Articles about the wonders of AI chatbots tend to end with a wedding or a funeral. A year or two ago, before I grasped what a chatbot was, I read about a man who married his chatbot. This confused me: did it have a corporeal form? And then I read a melancholy piece about a competent, successful woman who committed suicide after discussing her depression with a chatbot. Her mournful family said they had seen no signs of depression.
And then they blamed the chatbot.
I was befuddled. I barely knew what a chatbot was, so I wanted to blame it, too. But the level of hysteria in the U.S. has been over-the-top this century, and the American impulse for drama and melodrama is insatiable. The bot had advised the woman to see a therapist.
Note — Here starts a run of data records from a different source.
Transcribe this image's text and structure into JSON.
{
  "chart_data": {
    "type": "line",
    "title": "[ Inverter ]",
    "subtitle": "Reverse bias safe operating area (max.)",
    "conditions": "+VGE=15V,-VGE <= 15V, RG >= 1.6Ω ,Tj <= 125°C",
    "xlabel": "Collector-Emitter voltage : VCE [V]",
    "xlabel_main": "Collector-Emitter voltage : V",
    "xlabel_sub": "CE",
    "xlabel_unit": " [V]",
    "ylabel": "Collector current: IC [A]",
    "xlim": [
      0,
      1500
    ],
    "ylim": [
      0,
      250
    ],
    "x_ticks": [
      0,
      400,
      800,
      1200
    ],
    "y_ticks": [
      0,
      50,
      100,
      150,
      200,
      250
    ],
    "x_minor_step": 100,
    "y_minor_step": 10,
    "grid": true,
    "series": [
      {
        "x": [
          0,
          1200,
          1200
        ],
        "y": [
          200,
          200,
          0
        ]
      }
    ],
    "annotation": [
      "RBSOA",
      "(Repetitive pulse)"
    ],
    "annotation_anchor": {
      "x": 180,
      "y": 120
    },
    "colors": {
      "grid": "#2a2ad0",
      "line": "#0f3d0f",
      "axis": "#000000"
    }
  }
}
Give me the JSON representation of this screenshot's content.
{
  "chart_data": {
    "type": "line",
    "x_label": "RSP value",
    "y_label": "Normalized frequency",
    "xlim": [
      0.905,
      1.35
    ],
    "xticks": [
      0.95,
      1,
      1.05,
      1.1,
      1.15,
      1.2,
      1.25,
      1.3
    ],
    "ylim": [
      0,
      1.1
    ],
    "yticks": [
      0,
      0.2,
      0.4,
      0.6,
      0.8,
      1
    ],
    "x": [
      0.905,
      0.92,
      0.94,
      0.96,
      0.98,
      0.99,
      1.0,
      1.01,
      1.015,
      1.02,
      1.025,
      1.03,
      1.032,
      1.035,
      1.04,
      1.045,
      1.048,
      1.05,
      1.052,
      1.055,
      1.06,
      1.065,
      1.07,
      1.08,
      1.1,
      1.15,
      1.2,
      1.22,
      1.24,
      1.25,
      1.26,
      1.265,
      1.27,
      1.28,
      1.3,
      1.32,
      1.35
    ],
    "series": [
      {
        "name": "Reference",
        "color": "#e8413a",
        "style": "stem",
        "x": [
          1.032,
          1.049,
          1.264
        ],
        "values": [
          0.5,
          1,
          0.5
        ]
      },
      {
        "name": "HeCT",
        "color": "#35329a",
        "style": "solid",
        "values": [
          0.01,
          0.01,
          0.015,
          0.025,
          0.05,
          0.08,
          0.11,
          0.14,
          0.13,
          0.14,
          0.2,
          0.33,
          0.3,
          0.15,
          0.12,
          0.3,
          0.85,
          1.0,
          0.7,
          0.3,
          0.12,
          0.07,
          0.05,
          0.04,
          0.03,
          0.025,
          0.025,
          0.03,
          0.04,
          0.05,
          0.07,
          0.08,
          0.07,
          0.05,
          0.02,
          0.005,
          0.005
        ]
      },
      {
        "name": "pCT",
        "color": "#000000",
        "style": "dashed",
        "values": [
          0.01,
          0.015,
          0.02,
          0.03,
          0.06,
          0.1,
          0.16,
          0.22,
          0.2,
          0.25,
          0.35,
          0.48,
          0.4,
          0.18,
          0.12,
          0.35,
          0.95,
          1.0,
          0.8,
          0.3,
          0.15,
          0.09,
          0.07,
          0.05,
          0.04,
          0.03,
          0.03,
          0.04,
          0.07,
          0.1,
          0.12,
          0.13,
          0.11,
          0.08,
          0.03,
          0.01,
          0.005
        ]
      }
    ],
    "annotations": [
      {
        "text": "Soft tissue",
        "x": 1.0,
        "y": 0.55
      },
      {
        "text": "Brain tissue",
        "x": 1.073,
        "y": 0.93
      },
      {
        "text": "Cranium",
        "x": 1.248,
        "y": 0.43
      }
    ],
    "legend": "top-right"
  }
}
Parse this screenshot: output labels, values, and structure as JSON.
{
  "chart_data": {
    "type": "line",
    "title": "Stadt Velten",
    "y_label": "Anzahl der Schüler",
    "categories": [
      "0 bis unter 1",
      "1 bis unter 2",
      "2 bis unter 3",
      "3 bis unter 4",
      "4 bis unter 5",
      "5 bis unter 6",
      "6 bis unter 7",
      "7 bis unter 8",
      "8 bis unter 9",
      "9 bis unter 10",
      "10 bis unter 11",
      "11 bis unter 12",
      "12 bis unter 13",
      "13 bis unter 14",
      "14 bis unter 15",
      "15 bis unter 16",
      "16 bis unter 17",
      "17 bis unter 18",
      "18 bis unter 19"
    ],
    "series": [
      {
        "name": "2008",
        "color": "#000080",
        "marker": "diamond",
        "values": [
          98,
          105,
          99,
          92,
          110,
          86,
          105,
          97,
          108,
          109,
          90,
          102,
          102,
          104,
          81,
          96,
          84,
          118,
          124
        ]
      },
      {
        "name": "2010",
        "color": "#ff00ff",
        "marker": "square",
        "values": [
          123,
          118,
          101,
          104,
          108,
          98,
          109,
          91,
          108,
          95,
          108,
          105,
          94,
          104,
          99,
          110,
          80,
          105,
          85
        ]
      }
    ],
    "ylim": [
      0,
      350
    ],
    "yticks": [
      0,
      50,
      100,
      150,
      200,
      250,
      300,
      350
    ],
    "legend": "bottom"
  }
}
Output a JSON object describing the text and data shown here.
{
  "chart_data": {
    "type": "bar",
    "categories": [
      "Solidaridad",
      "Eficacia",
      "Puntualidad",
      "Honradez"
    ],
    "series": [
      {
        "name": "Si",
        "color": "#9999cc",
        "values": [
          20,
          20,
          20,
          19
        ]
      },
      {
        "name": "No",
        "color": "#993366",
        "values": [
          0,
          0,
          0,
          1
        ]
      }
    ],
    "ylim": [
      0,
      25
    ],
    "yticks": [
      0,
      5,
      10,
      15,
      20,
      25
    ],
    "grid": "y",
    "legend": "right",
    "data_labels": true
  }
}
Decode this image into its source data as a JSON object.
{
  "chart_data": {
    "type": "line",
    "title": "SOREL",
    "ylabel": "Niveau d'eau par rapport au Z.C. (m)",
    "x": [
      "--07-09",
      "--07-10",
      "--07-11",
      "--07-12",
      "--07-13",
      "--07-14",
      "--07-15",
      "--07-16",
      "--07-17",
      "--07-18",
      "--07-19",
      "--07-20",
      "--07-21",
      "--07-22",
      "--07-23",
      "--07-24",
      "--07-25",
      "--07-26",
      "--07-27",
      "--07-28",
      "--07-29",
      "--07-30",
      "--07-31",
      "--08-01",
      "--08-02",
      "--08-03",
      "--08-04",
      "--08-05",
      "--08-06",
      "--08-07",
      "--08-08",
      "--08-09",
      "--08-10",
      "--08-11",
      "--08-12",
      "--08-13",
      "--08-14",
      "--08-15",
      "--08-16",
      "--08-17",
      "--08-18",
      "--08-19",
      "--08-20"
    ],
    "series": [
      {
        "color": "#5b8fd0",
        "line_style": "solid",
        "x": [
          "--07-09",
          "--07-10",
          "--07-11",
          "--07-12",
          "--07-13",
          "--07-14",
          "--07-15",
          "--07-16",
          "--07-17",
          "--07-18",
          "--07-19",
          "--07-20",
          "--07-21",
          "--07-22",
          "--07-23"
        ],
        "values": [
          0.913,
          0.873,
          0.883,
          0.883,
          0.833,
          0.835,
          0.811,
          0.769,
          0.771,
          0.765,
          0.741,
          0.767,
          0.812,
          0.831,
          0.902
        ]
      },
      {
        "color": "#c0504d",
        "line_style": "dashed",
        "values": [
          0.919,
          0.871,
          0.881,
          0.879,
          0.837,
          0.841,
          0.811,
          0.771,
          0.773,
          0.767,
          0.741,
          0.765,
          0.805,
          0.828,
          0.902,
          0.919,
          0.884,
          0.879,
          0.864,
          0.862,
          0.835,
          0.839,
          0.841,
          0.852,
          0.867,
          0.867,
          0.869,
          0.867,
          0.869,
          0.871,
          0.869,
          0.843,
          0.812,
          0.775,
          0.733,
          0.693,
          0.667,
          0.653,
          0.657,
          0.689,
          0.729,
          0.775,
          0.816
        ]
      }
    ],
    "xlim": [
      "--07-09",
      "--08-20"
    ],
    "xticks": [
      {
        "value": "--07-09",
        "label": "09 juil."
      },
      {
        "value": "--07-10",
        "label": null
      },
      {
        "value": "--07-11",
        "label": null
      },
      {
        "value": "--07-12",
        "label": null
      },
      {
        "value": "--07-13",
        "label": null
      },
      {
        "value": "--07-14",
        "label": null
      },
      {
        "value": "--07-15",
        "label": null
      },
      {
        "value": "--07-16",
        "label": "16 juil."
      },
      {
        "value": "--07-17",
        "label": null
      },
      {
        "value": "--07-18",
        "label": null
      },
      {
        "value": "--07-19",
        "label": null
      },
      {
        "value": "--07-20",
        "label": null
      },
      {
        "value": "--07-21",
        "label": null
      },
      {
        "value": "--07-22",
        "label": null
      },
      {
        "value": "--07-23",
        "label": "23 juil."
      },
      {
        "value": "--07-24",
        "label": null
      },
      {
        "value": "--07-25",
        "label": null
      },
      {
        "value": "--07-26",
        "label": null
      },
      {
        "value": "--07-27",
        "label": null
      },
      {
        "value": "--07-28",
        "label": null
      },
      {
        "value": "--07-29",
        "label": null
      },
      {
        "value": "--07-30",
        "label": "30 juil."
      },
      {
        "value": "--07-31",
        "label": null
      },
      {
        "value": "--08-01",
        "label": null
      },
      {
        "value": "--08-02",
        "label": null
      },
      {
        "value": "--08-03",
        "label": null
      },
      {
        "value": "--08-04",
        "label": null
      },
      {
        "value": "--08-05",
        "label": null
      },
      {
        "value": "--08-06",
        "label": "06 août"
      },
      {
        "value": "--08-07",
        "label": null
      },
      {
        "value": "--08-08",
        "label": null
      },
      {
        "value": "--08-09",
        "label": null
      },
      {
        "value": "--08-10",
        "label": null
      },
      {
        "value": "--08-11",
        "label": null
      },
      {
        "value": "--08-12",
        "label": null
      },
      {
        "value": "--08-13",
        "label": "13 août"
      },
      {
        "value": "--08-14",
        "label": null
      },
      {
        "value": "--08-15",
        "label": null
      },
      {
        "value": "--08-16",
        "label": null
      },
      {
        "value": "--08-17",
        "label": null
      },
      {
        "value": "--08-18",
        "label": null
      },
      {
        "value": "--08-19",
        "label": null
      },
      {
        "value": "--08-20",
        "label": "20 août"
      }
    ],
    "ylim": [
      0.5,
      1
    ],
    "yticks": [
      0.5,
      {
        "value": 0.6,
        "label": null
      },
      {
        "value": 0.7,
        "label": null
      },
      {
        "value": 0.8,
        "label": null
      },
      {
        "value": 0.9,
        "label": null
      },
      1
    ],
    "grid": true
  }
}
Nonetheless, the family sued the AI company, claiming that the bot SHOULD HAVE REPORTED HER DEPRESSION TO THE AUTHORITIES.
This seems unhinged to me: It’s like asking the Chatty Cathy doll to say something more complicated than, “May I have a cookie?” As the commercial said, “Pull the string, and she’ll say a lot of different things!”
Dysfunctional family vs. AI: there are days when I’d love to have a chat-thingy-bot, but I have too many electronic devices already to take things to the next level. In offices, like it or not, people are urged to use chatbots. According to a PEW Research Center survey, “half of U.S. adults say the increased use of AI in daily life makes them feel more concerned than excited… Just 10% say they are more excited than concerned. Another 38% say they are equally concerned and excited.”
AI seems particularly harmful at the college level, where students are turning in AI-generated papers without conscience. They do not experience the thrill of doing their own research and organizing a cogent thesis. And today I was disturbed to read that The Commonwealth Short Story Prize in the UK was awarded to a short story that turned out to be AI-generated. The judges, the readers, and the editors of Granta, who published the story, are devastated.
In an ad on TV, a chatbot on a phone tells a young person that he/she can tell it anything. “Anything?” the person says. And since that’s how it’s advertised, as a confidante and friend, it’s not surprising that the results can be devastating.